A few weeks ago, I posted a humorous TikTok about how my experience at Duke influenced my mental health, where I listed some of the negative aspects of life here: intense classes, exclusionary social scene, unhealthy diet culture, etc. The video reached a decent amount of viewers, many who I realized were prospective students, who were horrified by how bad life seemed here. Students from other universities echoed my comments as well. The issues I joked about in my video were so commonplace to my life here, and shared by all of my peers, that I forgot they were extreme. As a senior, I have an opportunity to look back at my years, to see the campus culture from a different lens, and reflect on the change I have experienced while at this university.
For starters, Duke was the first place I was completely, openly gay. On the first day of orientation, a member of my FAC group asked me “hey, are you gay?” and when I said yes she giggled and told her friend “I told you so.” It was the first time I had come out to a stranger, and it was my point of no return. The fact that Duke was an environment where no one knew me made me bold and confident. I became addicted to that freedom, and to this day, I have not shut up about being gay.
In my first year, I stopped being confident in my physical appearance. Before college, I generally thought of myself as an attractive person, and really loved the way I looked. I am not sure what decreased my confidence—the inexplicable number of hot people on campus, the body standards of gay dating or my extended dry periods. But for most of college I didn’t really see myself as desirable. It took a few years and one really good relationship to make me appreciate how I look, and find self worth beyond the fickle validation of men.
My time at Duke has made me feel mediocre—and happy about it. In a column I wrote a few years ago, I talked about the constant rejection I faced from campus organizations and opportunities. After a few years of even more rejections, I still don’t see myself as exceptional, and I am at peace with that. I understand that any success in life is dependent on an unpredictable mix of effort, skill and luck. Seeing myself as a mere mortal, and not the exalted Duke student we are trained to view ourselves as, gives me a feeling of agency I didn’t always have. My life is in my own hands, not in my resume.
I was an anxious person before, and I am a very anxious person now. It’s a chicken and the egg scenario with elite universities and anxiety: do these places make us anxious, or are anxious people attracted to these places? My constant mental bookkeeping and tendency to overthink made me a successful student, but the pressure of Duke was too much to handle operating at 100%. I learned how to relax a little more at Duke, but am still working on the balance of managing my anxiety and being the hyperproductive person I am expected to be.

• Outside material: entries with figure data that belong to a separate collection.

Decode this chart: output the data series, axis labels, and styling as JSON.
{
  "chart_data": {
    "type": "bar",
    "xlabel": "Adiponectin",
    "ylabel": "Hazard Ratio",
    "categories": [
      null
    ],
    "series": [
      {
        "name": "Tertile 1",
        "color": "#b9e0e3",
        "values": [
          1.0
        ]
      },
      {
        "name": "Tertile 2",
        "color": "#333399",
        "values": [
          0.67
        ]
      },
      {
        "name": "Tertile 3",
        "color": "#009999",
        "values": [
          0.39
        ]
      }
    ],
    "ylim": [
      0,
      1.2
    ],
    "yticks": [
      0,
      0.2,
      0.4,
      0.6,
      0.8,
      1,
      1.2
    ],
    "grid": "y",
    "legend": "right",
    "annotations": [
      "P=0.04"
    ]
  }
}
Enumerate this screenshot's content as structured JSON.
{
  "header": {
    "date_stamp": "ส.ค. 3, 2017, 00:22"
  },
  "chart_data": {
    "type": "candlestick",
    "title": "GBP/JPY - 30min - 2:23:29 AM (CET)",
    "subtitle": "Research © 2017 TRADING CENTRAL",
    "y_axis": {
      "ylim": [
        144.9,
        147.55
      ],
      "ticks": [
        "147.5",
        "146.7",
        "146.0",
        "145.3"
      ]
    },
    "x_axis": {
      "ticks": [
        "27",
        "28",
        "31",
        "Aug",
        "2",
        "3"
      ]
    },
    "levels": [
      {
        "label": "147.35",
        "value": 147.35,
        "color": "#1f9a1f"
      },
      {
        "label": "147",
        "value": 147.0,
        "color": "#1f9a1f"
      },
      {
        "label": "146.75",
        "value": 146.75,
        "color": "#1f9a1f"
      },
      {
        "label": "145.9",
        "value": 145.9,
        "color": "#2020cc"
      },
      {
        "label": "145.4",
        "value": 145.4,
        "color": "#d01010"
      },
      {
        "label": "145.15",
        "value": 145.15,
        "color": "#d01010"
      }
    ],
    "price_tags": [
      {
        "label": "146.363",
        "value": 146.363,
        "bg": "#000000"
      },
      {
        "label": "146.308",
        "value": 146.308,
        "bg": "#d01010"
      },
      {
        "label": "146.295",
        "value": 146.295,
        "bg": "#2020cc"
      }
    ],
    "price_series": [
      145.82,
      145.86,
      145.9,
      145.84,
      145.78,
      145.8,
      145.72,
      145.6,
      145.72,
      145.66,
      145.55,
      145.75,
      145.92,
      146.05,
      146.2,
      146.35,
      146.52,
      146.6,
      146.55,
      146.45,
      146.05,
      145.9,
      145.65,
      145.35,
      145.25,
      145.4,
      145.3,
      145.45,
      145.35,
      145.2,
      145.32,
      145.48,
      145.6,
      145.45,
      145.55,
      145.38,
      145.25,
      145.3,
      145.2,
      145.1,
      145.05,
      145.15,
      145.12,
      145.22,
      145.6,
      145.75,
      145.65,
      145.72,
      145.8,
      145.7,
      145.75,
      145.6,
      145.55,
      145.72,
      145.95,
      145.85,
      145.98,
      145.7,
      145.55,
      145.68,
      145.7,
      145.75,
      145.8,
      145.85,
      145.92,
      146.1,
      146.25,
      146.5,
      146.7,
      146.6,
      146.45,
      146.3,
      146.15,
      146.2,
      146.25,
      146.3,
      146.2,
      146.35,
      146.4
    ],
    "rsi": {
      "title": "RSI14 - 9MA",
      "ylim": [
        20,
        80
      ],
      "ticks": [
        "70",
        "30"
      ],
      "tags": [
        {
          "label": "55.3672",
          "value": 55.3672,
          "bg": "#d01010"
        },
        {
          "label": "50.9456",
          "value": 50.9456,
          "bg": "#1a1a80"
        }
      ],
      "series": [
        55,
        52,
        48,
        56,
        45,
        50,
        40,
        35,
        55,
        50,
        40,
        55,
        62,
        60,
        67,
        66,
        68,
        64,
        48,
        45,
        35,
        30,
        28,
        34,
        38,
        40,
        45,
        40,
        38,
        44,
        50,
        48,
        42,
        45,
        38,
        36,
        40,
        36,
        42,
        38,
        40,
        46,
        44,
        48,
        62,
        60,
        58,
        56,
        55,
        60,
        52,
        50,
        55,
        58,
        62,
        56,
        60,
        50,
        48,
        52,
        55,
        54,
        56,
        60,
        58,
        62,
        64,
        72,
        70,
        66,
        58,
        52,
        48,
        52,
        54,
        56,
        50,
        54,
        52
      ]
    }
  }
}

Finally, my time here has made me a much better friend. I realized quickly, in my first few months here, that friends are really the most important thing we have to work for in life. Family is important too, but they’re handed to you. Friendship takes effort, especially at a place like Duke. For the first two years of Duke, it was hard to make time for all of the people I called friends. Schedules got in the way, and I found people slipping in and out of my life. The pandemic eliminated much of my life at Duke as I knew it, but in doing that it created space for the friends that I love.
In the past year, I lost all of the positives of Duke, and maintained many of the negatives. Never again did I have spontaneous social events, aesthetic library study spots, free rock climbing, or intramural volleyball. I still had the coursework, deadlines and pressure to plan for my future. But in the absence of so much, I filled the time with my friends. I reconnected with old friends, got closer to people I only knew in group settings, and learned how to show love to people I wanted in my life for good.
Duke has influenced my growth so much in the past year, and has changed the way I view the world. The environment was intense, exclusive, and obsessed with achievement—and these traits rubbed off on me. But Duke changed as well in the past year. I was forced to create a happy life without the institution I was immersed in. And I am so thankful to people in my life who made that possible, and to Duke for bringing them to me.
Nathan Heffernan is a Trinity senior and is done having opinions. He would like to thank Frances and Leah for giving him the confidence to carry out this column, his parents and grandparents for tolerating his absurdity, Charlotte for entertaining all of his ideas and every queer person who touched his life at Duke.